Cell-Site Simulators

     WASHINGTON (CN) – The Department of Justice announced its officers will need a warrant to use cell-site simulators to access a phone during an investigation and get phone numbers called and received.
     A warrant requires a higher legal standard than what was previously used.
     Unfortunately, the device also will access phone number information from all surrounding cell phones.
     The policy, which went into effect last week and applies department-wide, will provide standard guidance for the use of cell-site simulators in the department’s domestic criminal investigations and will establish new management controls for the use of the technology, according to the Justice Department’s announcement.
     “Cell-site simulator technology has been instrumental in aiding law enforcement in a broad array of investigations, including kidnappings, fugitive investigations and complicated narcotics cases. This new policy ensures our protocols for this technology are consistent, well-managed and respectful of individuals’ privacy and civil liberties,” according to Deputy Attorney General Sally Quillian Yates.
     To enhance privacy protections, the new policy establishes a set of required practices with respect to the treatment of information collected through the use of cell-site simulators.
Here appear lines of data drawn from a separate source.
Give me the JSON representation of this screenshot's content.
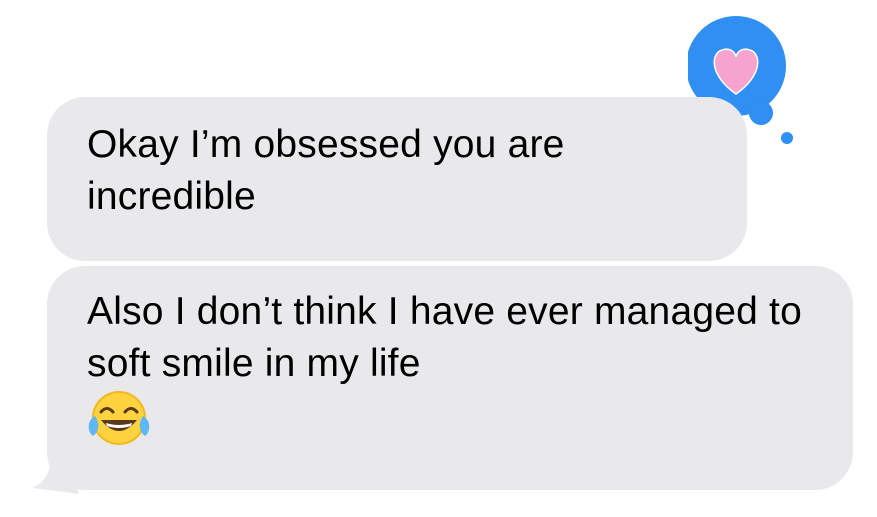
{
  "conversation": {
    "messages": [
      {
        "text": "Okay I’m obsessed you are incredible"
      },
      {
        "text": "Also I don’t think I have ever managed to soft smile in my life",
        "emoji": "face-with-tears-of-joy-icon"
      }
    ],
    "reaction": {
      "icon": "heart-icon",
      "color": "#2f8ff2",
      "heart_color": "#f7a3cf"
    }
  }
}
This includes data handling requirements and an agency-level implementation of an auditing program to ensure that data is deleted consistent with this policy. For example, when the equipment is used to locate a known cellular device, all data must be deleted as soon as that device is located, and no less than once daily.
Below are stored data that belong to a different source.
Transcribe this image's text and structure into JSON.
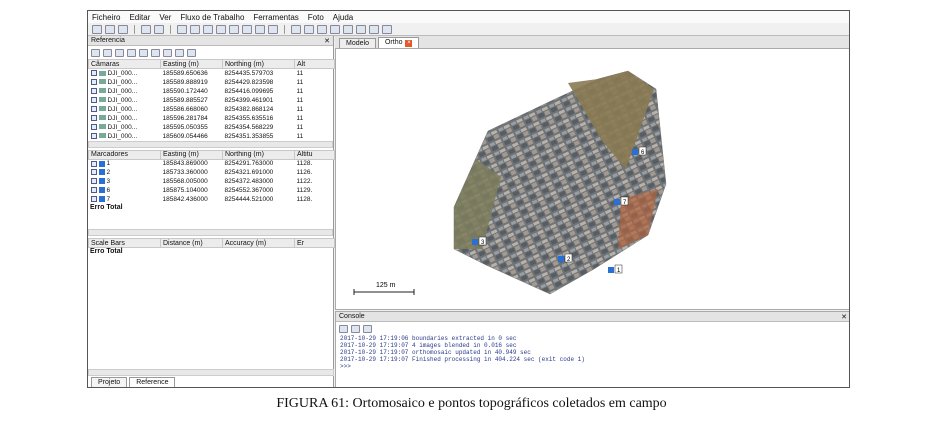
{
  "menu": [
    "Ficheiro",
    "Editar",
    "Ver",
    "Fluxo de Trabalho",
    "Ferramentas",
    "Foto",
    "Ajuda"
  ],
  "referencePane": {
    "title": "Referencia",
    "cameras": {
      "headers": [
        "Câmaras",
        "Easting (m)",
        "Northing (m)",
        "Alt"
      ],
      "rows": [
        {
          "name": "DJI_000...",
          "e": "185589.650636",
          "n": "8254435.579703",
          "a": "11"
        },
        {
          "name": "DJI_000...",
          "e": "185589.888919",
          "n": "8254429.823598",
          "a": "11"
        },
        {
          "name": "DJI_000...",
          "e": "185590.172440",
          "n": "8254416.099695",
          "a": "11"
        },
        {
          "name": "DJI_000...",
          "e": "185589.885527",
          "n": "8254399.461901",
          "a": "11"
        },
        {
          "name": "DJI_000...",
          "e": "185586.668060",
          "n": "8254382.868124",
          "a": "11"
        },
        {
          "name": "DJI_000...",
          "e": "185596.281784",
          "n": "8254355.635516",
          "a": "11"
        },
        {
          "name": "DJI_000...",
          "e": "185595.050355",
          "n": "8254354.568229",
          "a": "11"
        },
        {
          "name": "DJI_000...",
          "e": "185609.054466",
          "n": "8254351.353855",
          "a": "11"
        }
      ]
    },
    "markers": {
      "headers": [
        "Marcadores",
        "Easting (m)",
        "Northing (m)",
        "Altitu"
      ],
      "rows": [
        {
          "name": "1",
          "e": "185843.869000",
          "n": "8254291.763000",
          "a": "1128."
        },
        {
          "name": "2",
          "e": "185733.360000",
          "n": "8254321.691000",
          "a": "1126."
        },
        {
          "name": "3",
          "e": "185568.005000",
          "n": "8254372.483000",
          "a": "1122."
        },
        {
          "name": "6",
          "e": "185875.104000",
          "n": "8254552.367000",
          "a": "1129."
        },
        {
          "name": "7",
          "e": "185842.436000",
          "n": "8254444.521000",
          "a": "1128."
        }
      ],
      "total": "Erro Total"
    },
    "scalebars": {
      "headers": [
        "Scale Bars",
        "Distance (m)",
        "Accuracy (m)",
        "Er"
      ],
      "total": "Erro Total"
    },
    "bottomTabs": [
      "Projeto",
      "Reference"
    ]
  },
  "viewTabs": [
    "Modelo",
    "Ortho"
  ],
  "scaleLabel": "125 m",
  "mapMarkers": [
    "6",
    "7",
    "3",
    "2",
    "1"
  ],
  "console": {
    "title": "Console",
    "lines": [
      "2017-10-29 17:19:06 boundaries extracted in 0 sec",
      "2017-10-29 17:19:07 4 images blended in 0.016 sec",
      "2017-10-29 17:19:07 orthomosaic updated in 40.949 sec",
      "2017-10-29 17:19:07 Finished processing in 404.224 sec (exit code 1)",
      ">>>"
    ]
  },
  "caption": "FIGURA 61: Ortomosaico e pontos topográficos coletados em campo"
}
     The new policy makes clear that cell-site simulators may not be used to collect the contents of any communication in the course of criminal investigations. This means data contained on the phone itself, such as emails, texts, contact lists and images, may not be collected using this technology.
     The new policy requires law enforcement agents to obtain a search warrant supported by probable cause before using a cell-site simulator. There are limited exceptions in the policy for exigent circumstances or exceptional circumstances where the law does not require a search warrant and circumstances make obtaining a search warrant impracticable. Department components will be required to track and report the number of times the technology is deployed under these exceptions.
     To ensure that the use of the technology is well managed and consistent across the department, the policy requires appropriate supervision and approval.